Durante o exercício multinacional Grand Quadriga 2026, realizado em Seedorf, Baixa Saxónia, a 270ª Companhia de Pioneiros Aerotransportados e o 31.º Regimento de Paraquedistas foram além do treino convencional. Treinaram a utilização de drones, mas também a sua construção pelos próprios militares.
Os soldados desenvolveram, testaram e aperfeiçoaram drones de reconhecimento, com transmissão de dados em tempo real e drones FPV. O objetivo era identificar alvos e agir em segundos, através de operações controladas por vídeo e sensores. O projeto decorreu com apoio do Cyber Innovation Hub da Bundeswehr.
A iniciativa insere-se no âmbito do programa Spark Cells, criado para permitir adaptação e reparação independentes em caso de emergência. O CIHBw, antigo centro de inovação, coordena a participação de tropas, startups e empresas, acelerando protótipos para uso direto no terreno.
Spark Cells e a inovação no terreno
O CIHBw afirma que drones deixaram de ser acessórios para se tornarem elementos centrais na guerra moderna, influenciando reconhecimento, impacto e decisões. O inspetor do Exército, tenente-general Christian Freuding, descreve os dados como recurso central, quase como munições, que aceleram decisões.

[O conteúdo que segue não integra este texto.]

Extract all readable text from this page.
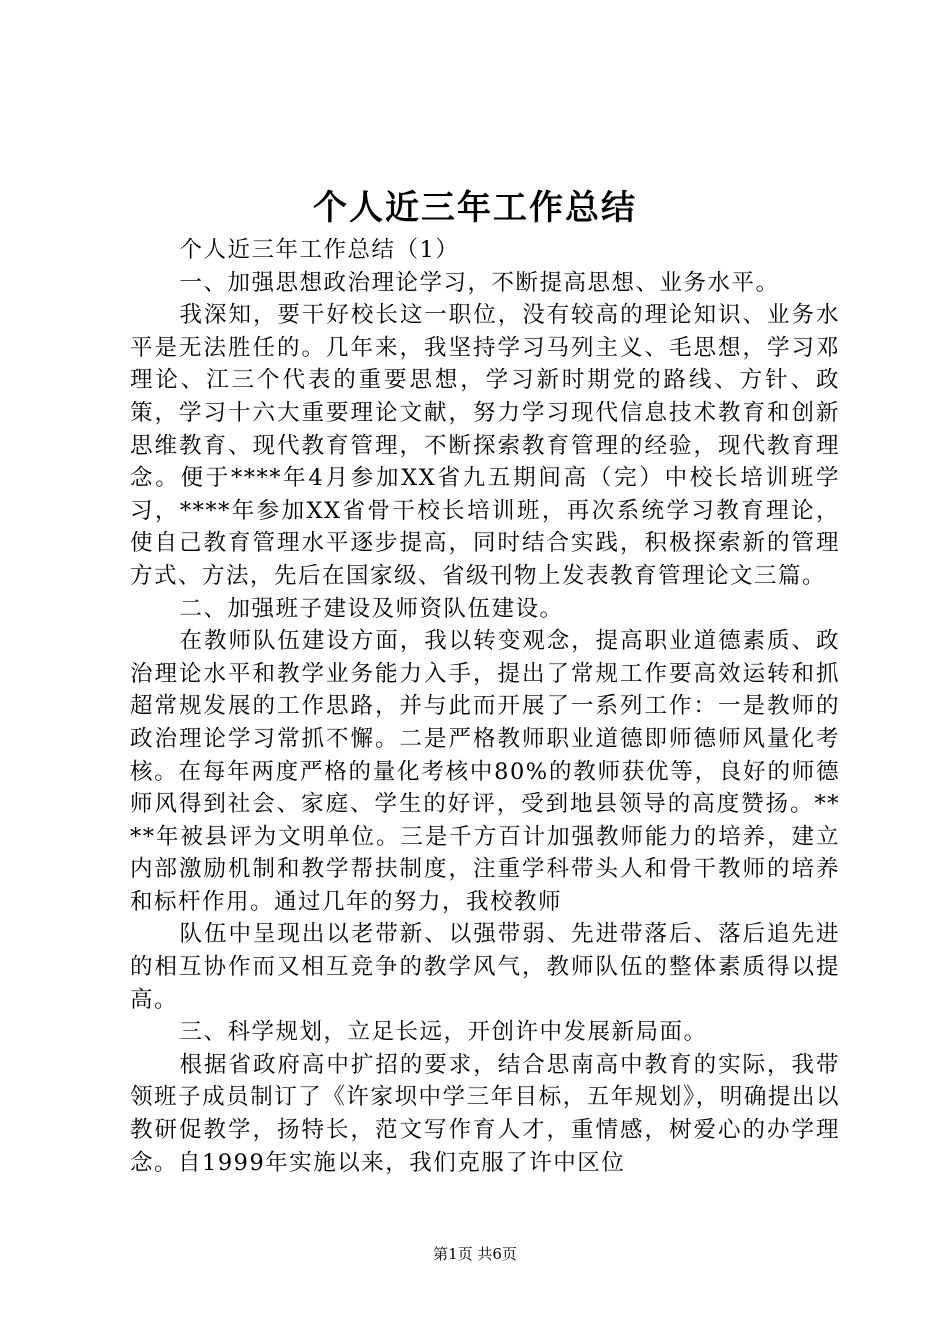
个人近三年工作总结

个人近三年工作总结（1）

一、加强思想政治理论学习，不断提高思想、业务水平。

我深知，要干好校长这一职位，没有较高的理论知识、业务水平是无法胜任的。几年来，我坚持学习马列主义、毛思想，学习邓理论、江三个代表的重要思想，学习新时期党的路线、方针、政策，学习十六大重要理论文献，努力学习现代信息技术教育和创新思维教育、现代教育管理，不断探索教育管理的经验，现代教育理念。便于****年4月参加XX省九五期间高（完）中校长培训班学习，****年参加XX省骨干校长培训班，再次系统学习教育理论，使自己教育管理水平逐步提高，同时结合实践，积极探索新的管理方式、方法，先后在国家级、省级刊物上发表教育管理论文三篇。

二、加强班子建设及师资队伍建设。

在教师队伍建设方面，我以转变观念，提高职业道德素质、政治理论水平和教学业务能力入手，提出了常规工作要高效运转和抓超常规发展的工作思路，并与此而开展了一系列工作：一是教师的政治理论学习常抓不懈。二是严格教师职业道德即师德师风量化考核。在每年两度严格的量化考核中80%的教师获优等，良好的师德师风得到社会、家庭、学生的好评，受到地县领导的高度赞扬。****年被县评为文明单位。三是千方百计加强教师能力的培养，建立内部激励机制和教学帮扶制度，注重学科带头人和骨干教师的培养和标杆作用。通过几年的努力，我校教师

队伍中呈现出以老带新、以强带弱、先进带落后、落后追先进的相互协作而又相互竞争的教学风气，教师队伍的整体素质得以提高。

三、科学规划，立足长远，开创许中发展新局面。

根据省政府高中扩招的要求，结合思南高中教育的实际，我带领班子成员制订了《许家坝中学三年目标，五年规划》，明确提出以教研促教学，扬特长，范文写作育人才，重情感，树爱心的办学理念。自1999年实施以来，我们克服了许中区位

第1页 共6页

Segundo Freuding, quem processa informações de forma rápida obtém vantagem estratégica. A cada mudança tecnológica, o soldado precisa de entender, questionar e, se necessário, aperfeiçoar os sistemas. O porta-voz do CIHBw reforça que o soldado atual é também co-desenvolvedor.
Treino prático e uso de tecnologia
Durante o exercício em Seedorf, as tropas treinaram a construção de drones FPV, a partir de componentes disponíveis, com impressoras 3D e peças eletrónicas. Protótipos foram criados, testados em simuladores e em condições reais, com melhoria contínua.
A abordagem visa reduzir dependências sem substituir a indústria. O objetivo é estabelecer modelos híbridos, em que sistemas centrais sejam complementados por desenvolvimentos descentralizados pelas próprias tropas. O CIHBw funciona como interface entre militares, tecnologia e startups.
Perspetivas para o futuro
O programa não visa apenas acelerar inovações, mas também transformar o conceito de equipas operacionais. O porta-voz enfatiza que a organização das ideias é crucial para o sucesso. As Spark Cells devem demonstrar que as ideias podem emergir de forças no terreno e ser integradas nos processos de aquisição.
O exercício consolidou uma mentalidade de desempenho independente, mantendo um equilíbrio entre autonomia e integração com padrões estabelecidos. A iniciativa destaca que o futuro da defesa passa pela rapidez na adaptação e pela cooperação entre tropas, tecnologia e indústria.